Eric Wood’s favorite chicken wings ($12), offer a spicy-sour blend of spices, Italian cheese and parsley, developed for the former Bills player. (You know wings are tasty when you double back to gnaw off the endcaps.)

Of the 18 pasta dishes, almost all feature in-house macaroni.

Lasagna made with dried pasta can be terrific. Next to the supple spring of fresh pasta, it’s leaden on the tongue. Mulberry’s lasagna ($19.99), ground and braised beef, pork and sausage, between fresh pasta sheets, prompted one guest to declare it their personal best.

Manicotti with a meatball ($16.99) did the same for me. Alongside another meatball were tender, faintly sweet crêpes filled with extraordinarily milky cheese that made base ricotta pale by comparison. (It’s from Vermont Creamery, Jerge said, premium stuff.)

Cavatelli Marea ($18.99), was a clever number, rock shrimp the same size as the pasta, tossed in a kicky tomato lemon cream sauce, accented with the crunch of buttery breadcrumbs.

Agnolotti Don Silveri ($17.99) was swoonfully rich little spoon-sized dumplings, stuffed with braised beef and dressed with beech mushrooms in a savory glacé concentrated enough to leave me sticky-lipped but remarkably bright, lifted with a dash of champagne vinegar amid toasty brown butter notes.

Gemelli ($16) with chuck roll ragu, lima beans and fresh grated horseradish, was a simple pot roast and pasta pleasure, horseradish drawing a memory of kummelweck. Rigatoni ($16.99) was served pleasurably al dente and dressed in cooked-down sausage and broccolini.
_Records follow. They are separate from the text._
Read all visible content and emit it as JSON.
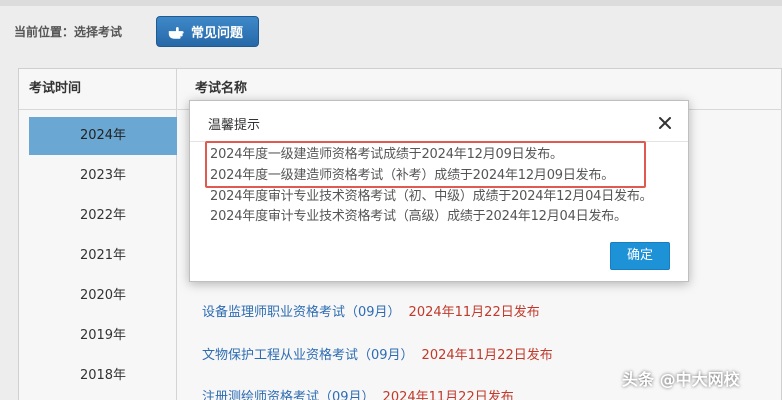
{
  "header": {
    "breadcrumb": "当前位置：选择考试",
    "faq_button": "常见问题"
  },
  "table": {
    "col_year": "考试时间",
    "col_name": "考试名称",
    "years": [
      "2024年",
      "2023年",
      "2022年",
      "2021年",
      "2020年",
      "2019年",
      "2018年"
    ],
    "selected_year": "2024年",
    "exams": [
      {
        "name": "设备监理师职业资格考试（09月）",
        "date": "2024年11月22日发布"
      },
      {
        "name": "文物保护工程从业资格考试（09月）",
        "date": "2024年11月22日发布"
      },
      {
        "name": "注册测绘师资格考试（09月）",
        "date": "2024年11月22日发布"
      }
    ]
  },
  "modal": {
    "title": "温馨提示",
    "notices": [
      "2024年度一级建造师资格考试成绩于2024年12月09日发布。",
      "2024年度一级建造师资格考试（补考）成绩于2024年12月09日发布。",
      "2024年度审计专业技术资格考试（初、中级）成绩于2024年12月04日发布。",
      "2024年度审计专业技术资格考试（高级）成绩于2024年12月04日发布。"
    ],
    "confirm_label": "确定",
    "highlight_color": "#e05b4f"
  },
  "watermark": "头条 @中大网校",
  "colors": {
    "accent": "#1e92d6",
    "active_year": "#6aa8d3",
    "link": "#2d6cb3",
    "date_red": "#c0392b"
  }
}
I wished the greens were more bitter to better balance its big pig aroma.

Tagliatelle pomodoro ($14.99) with fresh mushroom sauce drew the only shrug, with some mushrooms not cooked through.

There should be an order of Occhi goat cheese ravioli ($18.99) on every table. Our server alertly split the order of 16 housemade ravioli, so we each enjoyed four, in brown butter, fonduta and black pepper, which was just about right.

There are still glimpses of the family restaurant when it’s busy, like customers lining up in the passageway to use the restrooms. A server left double sets of silverware, some used, on the table for some reason, after teasing us with an order of garlic toast that belonged to someone else.

That said, things that could be heavy were light: meatball, manicotti, angliotti – and an airy peanut butter cup mousse ($7) with a crumb crust, like a cheesecake, except lighter. (The tiramisu and crème brûlée were up to snuff, too.)

Jerge and company have dialed in housemade noodles, achieving Manhattan quality at Buffalo prices, and nobody leaves hungry. It can be raucous at times, more like a joint bearing a neon-lit façade that blinks HOT NOODS. But it's classier than that.

The name is from Little Italy, but the crush to get into Mulberry Italian Ristorante still reminds me more of Times Square.

• • •

RESTAURANT REVIEW

Mulberry Italian Ristorante – 9 plates (out of 10)

64 Jackson Ave., Lackawanna

Hours: 11:30 a.m. to 3 p.m. and 3:30 to 9 p.m. Monday through Thursday, 11:30 a.m. to 3 p.m. and 3:30 to 9:30 p.m. Friday and Saturday, 3 to 8 p.m. Sunday.

Prices: appetizers, $7.49 to $23.99; entrees, $14.99 to $34.

Atmosphere: big-city bustle

Parking: small lot, street

Wheelchair accessible: yes

Gluten-free options: penne pasta, meatballs among many choices.